Gambino begins with the singular, slightly awkward but raw black body, in all its magnificent multitude of expressions. It has a tone of almost an homage to the black man seen throughout media and marketing, all in one. He creates a visual timeline of sorts where we are confronted with the beloved musician, a hateful attack, killings; unjustified and never punished, the exposed skin, and the vulnerable disposition. Let’s add the dancing children and eerily joyful presence they bring. This shows glimpses (or maybe it’s a mockery?) of the black man in performance art: the smiling, the frightened, the angry, the flamboyant, thuggish, educated negro... Indeed, what else are we allowed to be?

With all things considered, this is an exceptional performance from Gambino and should receive many praises. Gambino manipulates movement in the starkly grey parking lot that continues to give us complimentary images of the black experience in America in the back and foreground. The gospel choir plays a number and the children’s dance begins to make it rain. It’s a compilation of the blackness in media, culture, the clubs and we are here for it. Because blackness is American.

A century earlier a female writer announced as much:

“I have no separate feeling about being an American citizen and colored. I am merely a fragment of the Great Soul that surges within the boundaries. My country, right or wrong”

- Zora Neale Hurston, “How it feels to Be Colored Me”

What is Gambino saying? One and the same as Hurston, yet it simultaneously feels like a challenge. He wants us to push back on this black image, to see it as a mirage of the blurred realty social media imposes on our views of ourselves, and our ethics.

But is it different? I visited a plantation last weekend in Louisiana; one of the things the tour guide mentioned was public violence. Specifically, how violence was carried publicly as a warning not only for the individual but for the community as a whole. Some of the harshest punishments were reserved for those who tried to escaped or rebel against the crop owners. The narrative may phonetically sound different but the voice is the same throughout the entire period of our truths (370 people have already been shot and killed by police in 2018). Let’s examine history: in 2015, 99% of cases that involved an officer being convicted of a crime were not resolved, there was no accountability. Gambino is shedding light on a repeated offense: black bodies being shot and nothing is changing. Indeed, this is AmeriKKKa.

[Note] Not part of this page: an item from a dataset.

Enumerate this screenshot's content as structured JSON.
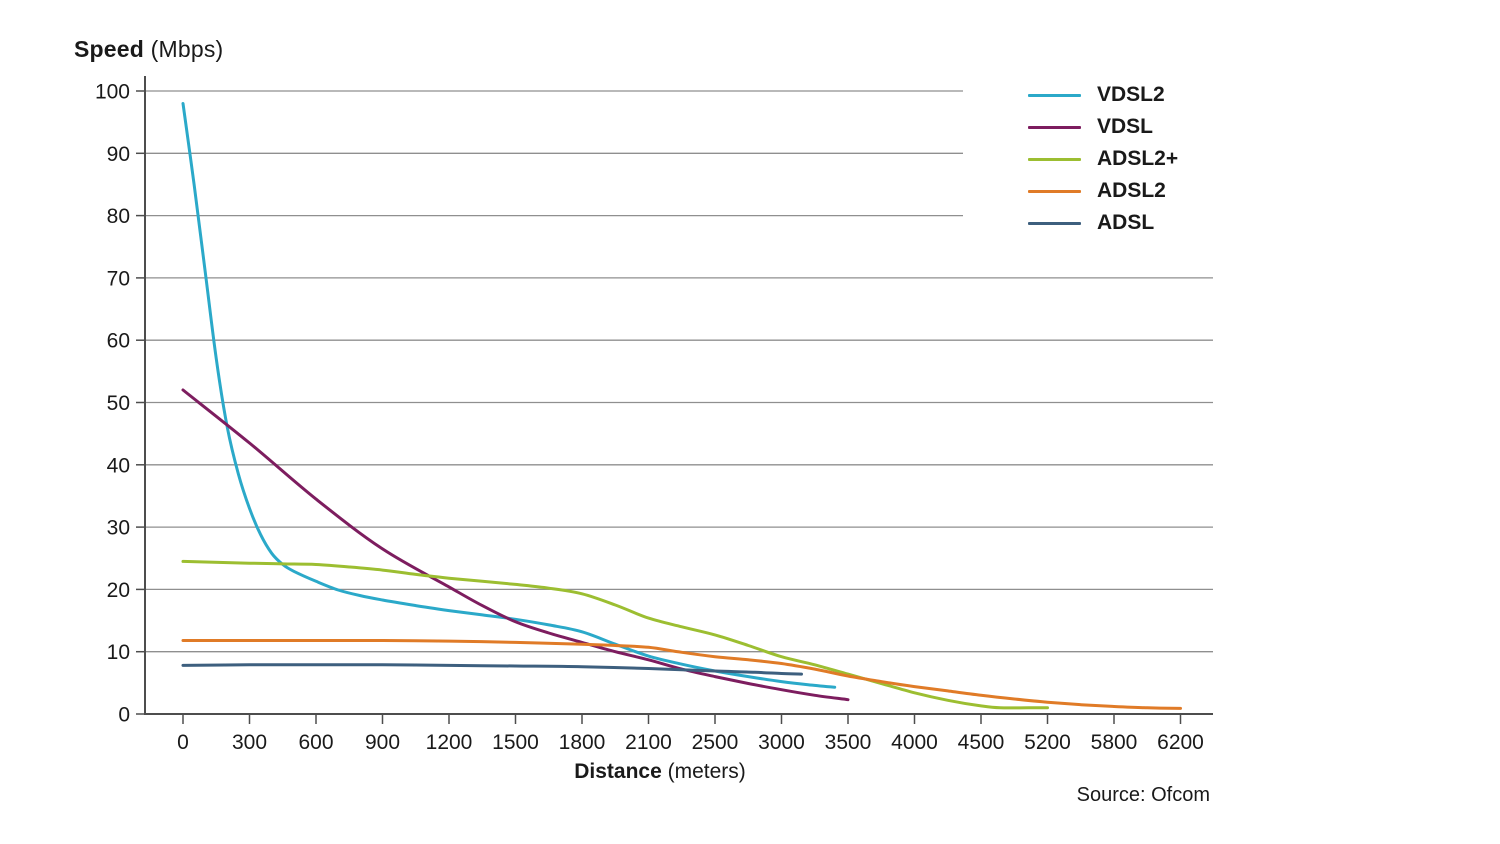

Perhaps what Gambino proposes is a new vision of the black individual; not Kanye’s absurd colorblindness but one where there is no fear, no running for ones’ lives; a declaration of dance, yes, a new revolution on running shoes, but more importantly, a space to analyze these repeated caricatures found in media and see their influence for what it is. We need to find a new look for them and a new outlook for ourselves. And ultimately love in justice.